Uptake by mouse peritoneal macrophages of large cholesteryl ester-rich particles isolated from human atherosclerotic lesions.

We have previously shown that a lipoprotein fraction consisting of large cholesteryl ester-rich particles can be isolated from homogenates of human aortic plaques by gel exclusion chromatography. This fraction was recognized by a high-affinity binding site on mouse peritoneal macrophages (MPM) resulting in unregulated uptake, stimulation of cholesterol esterification, and massive accumulation of cholesteryl esters. In this report we have further characterized such a fraction, designated lipid-protein complex (LP), which can be isolated from the void volume fraction of a Bio-Gel A-150m column following chromatography of plaque extracts.
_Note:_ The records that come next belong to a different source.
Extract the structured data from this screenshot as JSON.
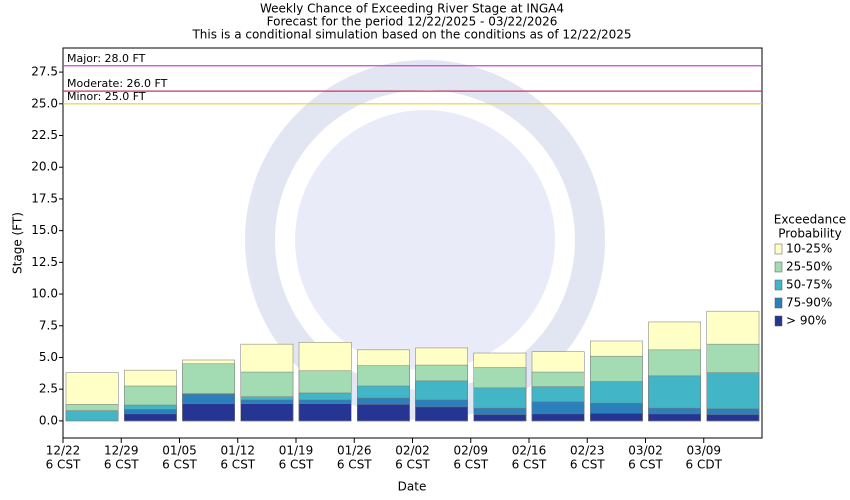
{
  "chart_data": {
    "type": "overlap-bar",
    "title": [
      "Weekly Chance of Exceeding River Stage at INGA4",
      "Forecast for the period 12/22/2025 - 03/22/2026",
      "This is a conditional simulation based on the conditions as of 12/22/2025"
    ],
    "x_label": "Date",
    "y_label": "Stage (FT)",
    "categories": [
      "12/22",
      "12/29",
      "01/05",
      "01/12",
      "01/19",
      "01/26",
      "02/02",
      "02/09",
      "02/16",
      "02/23",
      "03/02",
      "03/09"
    ],
    "category_sublabels": [
      "6 CST",
      "6 CST",
      "6 CST",
      "6 CST",
      "6 CST",
      "6 CST",
      "6 CST",
      "6 CST",
      "6 CST",
      "6 CST",
      "6 CST",
      "6 CDT"
    ],
    "legend_title": [
      "Exceedance",
      "Probability"
    ],
    "series": [
      {
        "name": "10-25%",
        "color": "#ffffc6",
        "values": [
          3.8,
          4.0,
          4.8,
          6.05,
          6.2,
          5.6,
          5.75,
          5.35,
          5.45,
          6.3,
          7.8,
          8.65
        ]
      },
      {
        "name": "25-50%",
        "color": "#a3dbb3",
        "values": [
          1.3,
          2.75,
          4.5,
          3.85,
          3.95,
          4.35,
          4.4,
          4.2,
          3.85,
          5.1,
          5.6,
          6.05
        ]
      },
      {
        "name": "50-75%",
        "color": "#42b5c6",
        "values": [
          0.8,
          1.25,
          2.15,
          1.9,
          2.2,
          2.75,
          3.15,
          2.6,
          2.7,
          3.1,
          3.55,
          3.8
        ]
      },
      {
        "name": "75-90%",
        "color": "#2b7fba",
        "values": [
          0,
          0.9,
          2.1,
          1.65,
          1.65,
          1.8,
          1.65,
          1.0,
          1.5,
          1.4,
          1.0,
          0.95
        ]
      },
      {
        "name": "> 90%",
        "color": "#263494",
        "values": [
          0,
          0.55,
          1.35,
          1.35,
          1.35,
          1.3,
          1.1,
          0.5,
          0.55,
          0.6,
          0.55,
          0.5
        ]
      }
    ],
    "thresholds": [
      {
        "label": "Major: 28.0 FT",
        "value": 28,
        "color": "#cc44cc"
      },
      {
        "label": "Moderate: 26.0 FT",
        "value": 26,
        "color": "#cc3366"
      },
      {
        "label": "Minor: 25.0 FT",
        "value": 25,
        "color": "#e6d433"
      }
    ],
    "ylim": [
      -1.35,
      29.4
    ],
    "yticks": [
      {
        "value": 0,
        "label": "0.0"
      },
      {
        "value": 2.5,
        "label": "2.5"
      },
      {
        "value": 5,
        "label": "5.0"
      },
      {
        "value": 7.5,
        "label": "7.5"
      },
      {
        "value": 10,
        "label": "10.0"
      },
      {
        "value": 12.5,
        "label": "12.5"
      },
      {
        "value": 15,
        "label": "15.0"
      },
      {
        "value": 17.5,
        "label": "17.5"
      },
      {
        "value": 20,
        "label": "20.0"
      },
      {
        "value": 22.5,
        "label": "22.5"
      },
      {
        "value": 25,
        "label": "25.0"
      },
      {
        "value": 27.5,
        "label": "27.5"
      }
    ]
  }
}
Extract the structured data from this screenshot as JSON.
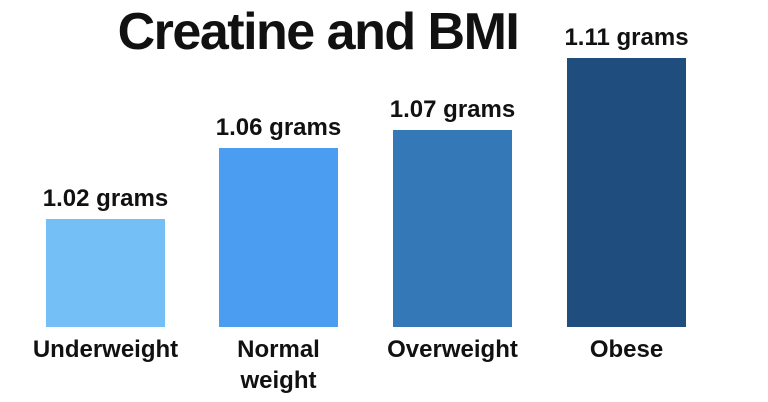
{
  "chart_data": {
    "type": "bar",
    "title": "Creatine and BMI",
    "categories": [
      "Underweight",
      "Normal weight",
      "Overweight",
      "Obese"
    ],
    "category_display": [
      "Underweight",
      "Normal\nweight",
      "Overweight",
      "Obese"
    ],
    "values": [
      1.02,
      1.06,
      1.07,
      1.11
    ],
    "value_labels": [
      "1.02 grams",
      "1.06 grams",
      "1.07 grams",
      "1.11 grams"
    ],
    "unit": "grams",
    "bar_colors": [
      "#74bff6",
      "#4a9df1",
      "#3478b8",
      "#1f4e7e"
    ],
    "xlabel": "",
    "ylabel": "",
    "ylim": [
      0.96,
      1.11
    ],
    "grid": false,
    "legend": false,
    "value_label_position": "above-bar",
    "background_color": "#ffffff",
    "text_color": "#111111"
  }
}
LP possessed a mean cholesterol-to-protein ratio of 2.3; it was heterogeneous in size and structure as observed by electron microscopy after negative staining, and it stimulated cholesterol esterification in MPM in a linear fashion over a 48-hr time interval, suggesting that the binding site on MPM recognizing LP was not down-regulated by intracellular cholesterol content. This uptake resulted in the presence of oil red O-positive intracellular droplets and numerous vacuoles containing electron-dense structures, whereas MPM incubated without lipoprotein showed few vacuoles or lipid droplets. Using SDS-PAGE and immunoblot and dot-blot techniques, we found that the major proteins associated with LP were albumin and fibronectin, whereas apoB and apoE were present in lower amounts. These proteins may be responsible for opsonization of LP, making it recognizable to receptors on MPM and facilitating LP uptake by MPM. LP isolated from tissue extracts without homogenization had the same structural and functional characteristics, suggesting that homogenization per se was not responsible for creating a particle that was recognized by MPM. However, homogenization yielded two to three times more LP. MPM uptake of LP derived from lysed foam cells may represent one of the mechanisms by which fatty streak lesions may grow to larger atherosclerotic lesions.